La virología estudia: Parásitos. Virus. Hongos. Bacterias.

Los virus no se consideran seres vivos porque: Son muy pequeños. No tienen ADN. No realizan funciones vitales por sí mismos. No tienen cápside.

Un virus completo se denomina: Cápside. Profago. Nucleocápside. Virión.

Los virus envueltos son menos resistentes a: Cambios de pH y temperatura. CO2. Radiación.
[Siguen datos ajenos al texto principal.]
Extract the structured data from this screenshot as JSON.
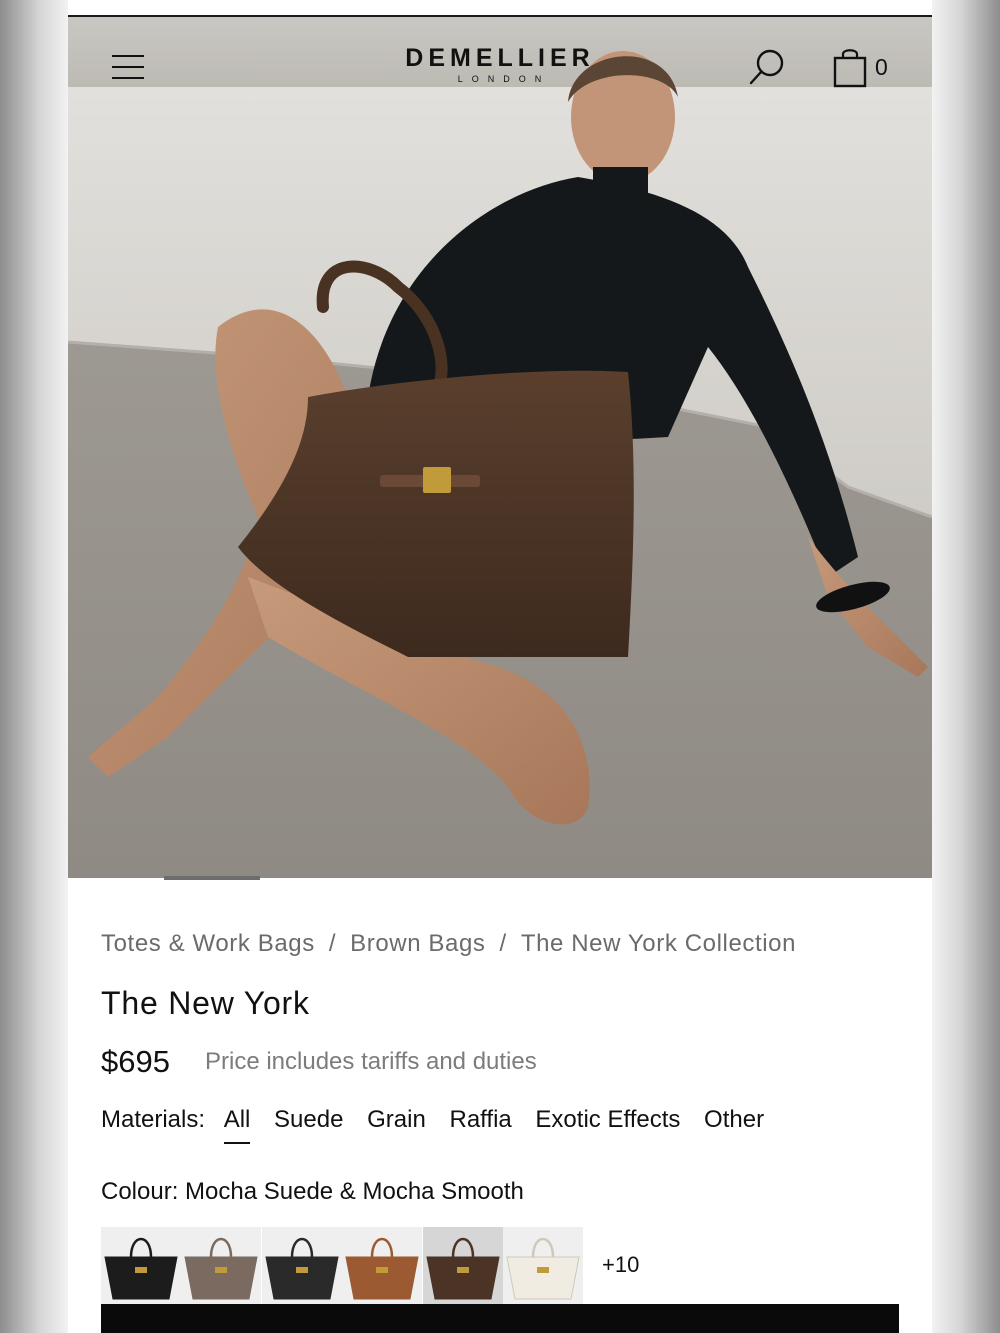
{
  "brand": {
    "name": "DEMELLIER",
    "tagline": "LONDON"
  },
  "header": {
    "cart_count": "0"
  },
  "breadcrumb": [
    "Totes & Work Bags",
    "Brown Bags",
    "The New York Collection"
  ],
  "breadcrumb_sep": "/",
  "product": {
    "title": "The New York",
    "price": "$695",
    "price_note": "Price includes tariffs and duties"
  },
  "materials": {
    "label": "Materials:",
    "options": [
      "All",
      "Suede",
      "Grain",
      "Raffia",
      "Exotic Effects",
      "Other"
    ],
    "selected": "All"
  },
  "colour": {
    "label": "Colour: Mocha Suede & Mocha Smooth",
    "swatches": [
      {
        "name": "black",
        "color": "#1c1c1c"
      },
      {
        "name": "grey-taupe",
        "color": "#7a6a60"
      },
      {
        "name": "black-croc",
        "color": "#2a2a2a"
      },
      {
        "name": "tan",
        "color": "#9b5a32"
      },
      {
        "name": "mocha",
        "color": "#4b3325",
        "selected": true
      },
      {
        "name": "cream",
        "color": "#f1ece2"
      }
    ],
    "more": "+10"
  }
}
Antibióticos.

El ciclo lisogénico se caracteriza por: Latencia del genoma viral. Ausencia de cápside. Replicación continua. Lisis inmediata.

La clasificación de Baltimore se basa en: Tamaño. Morfología. Patogenicidad. Genoma y síntesis de ARNm.

Los bacteriófagos infectan a: Parásitos. Bacterias. Virus. Hongos.

El cultivo de virus requiere: Medios sólidos. Medios líquidos. Cultivo celular. Agar sangre.

La identificación viral puede realizarse mediante: Cultivo celular. Agar Sabouraud. Tinción de Gram. Agar MacConkey.

Los virus desnudos se caracterizan por: Transmisión exclusivamente aérea. Mayor resistencia ambiental. Tener envoltura lipídica. Ser intracelulares facultativos.

El ácido nucleico viral puede ser: Solo ARN. ADN o ARN. Proteína. Solo ADN.

La cápside está formada por: Lípidos. Ácidos nucleicos. Proteínas. Polisacáridos.

La liberación viral por lisis provoca: Mutación. Latencia. Muerte celular. Supervivencia celular.

La PCR es una técnica: Molecular. Fenotípica. Serológica. Proteómica.